Dual Pose-Graph Semantic Localization for Vision-Based Autonomous Drone Racing

arXiv cs.RO / 4/17/2026

📰 NewsDeveloper Stack & InfrastructureModels & Research

Key Points

  • The paper proposes a dual pose-graph localization approach for vision-based autonomous drone racing, targeting challenges like motion blur, unstable visual features, and single-camera constraints.
  • It fuses odometry with semantic gate detections by using a temporary graph to accumulate multiple observations and then condenses them into refined constraints before promoting them to a persistent main graph for efficient real-time performance.
  • The method is presented as sensor-agnostic, with validation using monocular visual-inertial odometry combined with visual gate detection.
  • Experiments on the TII-RATM dataset report a 56%–74% reduction in ATE versus standalone VIO, and an ablation study shows 10%–12% higher accuracy than a single-graph baseline at the same computational cost.
  • In an A2RL competition deployment, the system enabled real-time onboard localization and reduced odometry drift by up to 4.2 meters per lap during flight.

Abstract

Autonomous drone racing demands robust real-time localization under extreme conditions: high-speed flight, aggressive maneuvers, and payload-constrained platforms that often rely on a single camera for perception. Existing visual SLAM systems, while effective in general scenarios, struggle with motion blur and feature instability inherent to racing dynamics, and do not exploit the structured nature of racing environments.
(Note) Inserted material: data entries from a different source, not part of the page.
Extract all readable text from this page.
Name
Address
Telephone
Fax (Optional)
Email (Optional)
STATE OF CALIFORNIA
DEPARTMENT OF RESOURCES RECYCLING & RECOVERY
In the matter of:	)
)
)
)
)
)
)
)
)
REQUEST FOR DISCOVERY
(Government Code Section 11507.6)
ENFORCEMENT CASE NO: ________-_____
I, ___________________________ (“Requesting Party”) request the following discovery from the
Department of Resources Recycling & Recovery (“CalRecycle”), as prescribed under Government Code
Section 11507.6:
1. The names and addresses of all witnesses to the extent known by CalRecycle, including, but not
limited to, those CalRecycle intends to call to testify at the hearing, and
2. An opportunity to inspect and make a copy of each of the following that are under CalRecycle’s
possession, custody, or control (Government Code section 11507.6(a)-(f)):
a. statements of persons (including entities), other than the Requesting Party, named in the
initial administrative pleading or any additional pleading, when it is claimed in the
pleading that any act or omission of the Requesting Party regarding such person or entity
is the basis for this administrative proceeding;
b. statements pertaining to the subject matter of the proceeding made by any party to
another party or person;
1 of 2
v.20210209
In this work, we present a dual pose-graph architecture that fuses odometry with semantic detections for robust localization. A temporary graph accumulates multiple gate observations between keyframes and optimizes them into a single refined constraint per landmark, which is then promoted to a persistent main graph. This design preserves the information richness of frequent detections while preventing graph growth from degrading real-time performance. The system is designed to be sensor-agnostic, although in this work we validate it using monocular visual-inertial odometry and visual gate detections. Experimental evaluation on the TII-RATM dataset shows a 56% to 74% reduction in ATE compared to standalone VIO, while an ablation study confirms that the dual-graph architecture achieves 10% to 12% higher accuracy than a single-graph baseline at identical computational cost. Deployment in the A2RL competition demonstrated that the system performs real-time onboard localization during flight, reducing the drift of the odometry baseline by up to 4.2 m per lap.